The Chen brothers, their wives, and their parents have built a successful medical practice of value-based care. They began in South Florida, serving low-income senior citizens in poor health. Their primary-care physicians (formerly called “general practitioners”) are truly passionate about treating their patients as though the patients are their own loved ones.
The family’s business, ChenMed, gets a flat fee from health-insurance companies, rather than a fee per patient. It is up to the practice’s bean-counters to do preventive care to make the business profitable.
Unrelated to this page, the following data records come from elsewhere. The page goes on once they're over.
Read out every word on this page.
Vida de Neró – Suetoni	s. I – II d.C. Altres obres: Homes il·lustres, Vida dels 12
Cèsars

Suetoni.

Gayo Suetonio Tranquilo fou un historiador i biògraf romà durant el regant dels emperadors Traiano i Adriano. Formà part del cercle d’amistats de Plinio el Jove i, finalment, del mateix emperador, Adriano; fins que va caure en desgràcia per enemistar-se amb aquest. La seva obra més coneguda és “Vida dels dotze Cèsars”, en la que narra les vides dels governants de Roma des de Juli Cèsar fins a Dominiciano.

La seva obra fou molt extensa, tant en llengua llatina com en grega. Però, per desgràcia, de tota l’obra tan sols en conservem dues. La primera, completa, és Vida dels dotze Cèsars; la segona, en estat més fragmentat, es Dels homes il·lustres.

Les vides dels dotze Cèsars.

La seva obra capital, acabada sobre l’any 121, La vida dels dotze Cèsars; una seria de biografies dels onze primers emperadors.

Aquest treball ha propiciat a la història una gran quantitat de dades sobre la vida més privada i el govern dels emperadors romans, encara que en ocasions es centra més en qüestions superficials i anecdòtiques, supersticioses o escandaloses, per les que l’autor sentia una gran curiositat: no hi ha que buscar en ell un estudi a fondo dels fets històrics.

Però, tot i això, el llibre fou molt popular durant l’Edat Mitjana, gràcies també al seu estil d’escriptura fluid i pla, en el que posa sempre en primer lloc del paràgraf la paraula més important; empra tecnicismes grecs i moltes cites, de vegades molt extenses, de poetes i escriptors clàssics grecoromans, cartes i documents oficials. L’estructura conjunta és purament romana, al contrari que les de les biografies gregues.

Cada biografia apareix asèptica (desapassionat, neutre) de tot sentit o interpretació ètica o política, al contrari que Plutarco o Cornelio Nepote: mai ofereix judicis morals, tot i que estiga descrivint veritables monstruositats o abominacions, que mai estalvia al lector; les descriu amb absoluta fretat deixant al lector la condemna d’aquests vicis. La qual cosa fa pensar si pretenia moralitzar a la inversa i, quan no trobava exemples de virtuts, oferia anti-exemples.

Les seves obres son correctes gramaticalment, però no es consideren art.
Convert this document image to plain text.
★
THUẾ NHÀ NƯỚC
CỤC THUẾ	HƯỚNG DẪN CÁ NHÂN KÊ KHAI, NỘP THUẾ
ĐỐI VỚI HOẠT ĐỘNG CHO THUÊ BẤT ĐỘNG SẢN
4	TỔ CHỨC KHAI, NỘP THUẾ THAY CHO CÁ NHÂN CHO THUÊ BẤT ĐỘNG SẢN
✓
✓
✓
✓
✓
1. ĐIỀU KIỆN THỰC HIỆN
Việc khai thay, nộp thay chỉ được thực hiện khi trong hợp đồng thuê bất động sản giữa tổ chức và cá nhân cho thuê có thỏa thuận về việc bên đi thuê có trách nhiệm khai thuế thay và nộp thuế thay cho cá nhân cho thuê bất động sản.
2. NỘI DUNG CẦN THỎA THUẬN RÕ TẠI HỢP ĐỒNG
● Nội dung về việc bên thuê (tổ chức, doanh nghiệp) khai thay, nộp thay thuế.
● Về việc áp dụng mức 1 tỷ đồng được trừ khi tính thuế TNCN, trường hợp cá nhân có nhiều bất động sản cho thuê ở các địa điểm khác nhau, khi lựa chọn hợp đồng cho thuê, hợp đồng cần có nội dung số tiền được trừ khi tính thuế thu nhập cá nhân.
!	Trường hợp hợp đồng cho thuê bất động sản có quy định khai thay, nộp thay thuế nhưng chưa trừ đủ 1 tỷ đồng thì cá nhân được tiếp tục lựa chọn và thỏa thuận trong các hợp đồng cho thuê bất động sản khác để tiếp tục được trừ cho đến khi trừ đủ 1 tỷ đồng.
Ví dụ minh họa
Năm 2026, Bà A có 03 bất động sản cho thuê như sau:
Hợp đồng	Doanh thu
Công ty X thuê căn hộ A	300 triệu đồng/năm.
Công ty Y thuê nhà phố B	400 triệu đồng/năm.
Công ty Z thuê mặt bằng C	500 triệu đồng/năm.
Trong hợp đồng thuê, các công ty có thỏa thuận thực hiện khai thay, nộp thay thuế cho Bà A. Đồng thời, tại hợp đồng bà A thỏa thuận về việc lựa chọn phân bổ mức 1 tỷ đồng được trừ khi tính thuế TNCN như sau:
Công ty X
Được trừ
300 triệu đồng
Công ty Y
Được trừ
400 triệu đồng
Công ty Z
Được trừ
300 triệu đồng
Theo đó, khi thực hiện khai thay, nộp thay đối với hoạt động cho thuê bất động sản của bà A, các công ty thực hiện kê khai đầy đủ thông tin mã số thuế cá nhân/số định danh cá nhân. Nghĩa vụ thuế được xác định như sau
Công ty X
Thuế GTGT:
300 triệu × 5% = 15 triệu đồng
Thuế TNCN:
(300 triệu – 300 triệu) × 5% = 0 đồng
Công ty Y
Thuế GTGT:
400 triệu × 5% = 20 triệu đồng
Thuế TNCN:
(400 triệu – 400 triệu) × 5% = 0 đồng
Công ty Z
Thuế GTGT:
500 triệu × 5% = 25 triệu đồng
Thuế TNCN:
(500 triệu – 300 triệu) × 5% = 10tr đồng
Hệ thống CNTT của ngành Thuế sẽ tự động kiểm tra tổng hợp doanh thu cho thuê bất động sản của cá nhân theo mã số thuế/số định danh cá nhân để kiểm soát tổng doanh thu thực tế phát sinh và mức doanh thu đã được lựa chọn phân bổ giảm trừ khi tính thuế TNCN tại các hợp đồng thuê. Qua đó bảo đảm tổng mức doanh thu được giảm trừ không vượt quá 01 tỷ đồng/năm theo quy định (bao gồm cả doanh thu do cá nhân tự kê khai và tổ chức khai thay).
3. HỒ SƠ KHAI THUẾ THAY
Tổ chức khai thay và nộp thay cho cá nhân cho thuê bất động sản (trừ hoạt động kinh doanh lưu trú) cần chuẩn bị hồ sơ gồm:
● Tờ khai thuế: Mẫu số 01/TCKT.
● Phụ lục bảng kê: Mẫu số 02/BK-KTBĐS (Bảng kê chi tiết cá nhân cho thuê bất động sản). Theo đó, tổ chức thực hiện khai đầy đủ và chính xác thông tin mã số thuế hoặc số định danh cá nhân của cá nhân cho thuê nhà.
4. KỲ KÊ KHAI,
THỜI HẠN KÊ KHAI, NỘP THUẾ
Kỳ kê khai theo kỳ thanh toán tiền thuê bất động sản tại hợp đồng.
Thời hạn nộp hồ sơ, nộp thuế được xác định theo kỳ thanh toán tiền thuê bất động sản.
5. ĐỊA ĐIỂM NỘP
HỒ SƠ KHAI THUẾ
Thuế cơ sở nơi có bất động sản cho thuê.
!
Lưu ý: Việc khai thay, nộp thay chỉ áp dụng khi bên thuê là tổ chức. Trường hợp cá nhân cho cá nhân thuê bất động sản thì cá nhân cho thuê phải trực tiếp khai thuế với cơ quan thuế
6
Arrogant and greedy doctors need not apply to ChenMed.
The doctors do quality over quantity, seeing a maximum of four hundred fifty patients per month. They have maximized the efficiency in their business so that they can spend a lot more time with each individual patient. Initially, they see cardiac patients daily until they get to know them. Of course, there is an emotional toll on the medical personnel when there are inexplicable complications or deaths.
It appears ChenMed has bragging rights– in the last forty years, it has established an impressive presence in the United States. And its monster-sized competition has copied the concept of their business model.
The Chens practice not only medicine, but also Christianity. The family’s patriarch thinks that one who does not believe in a supreme being, does not have a moral compass. Yes, people who have a bible that’s falling apart, usually aren’t. But that doesn’t mean that people who don’t have a bible usually are falling apart. There are plenty of ways other than religion for people to relieve the stresses of daily life, and still behave ethically.
Anyway, read the book to learn much more about the family’s and ChenMed’s backgrounds.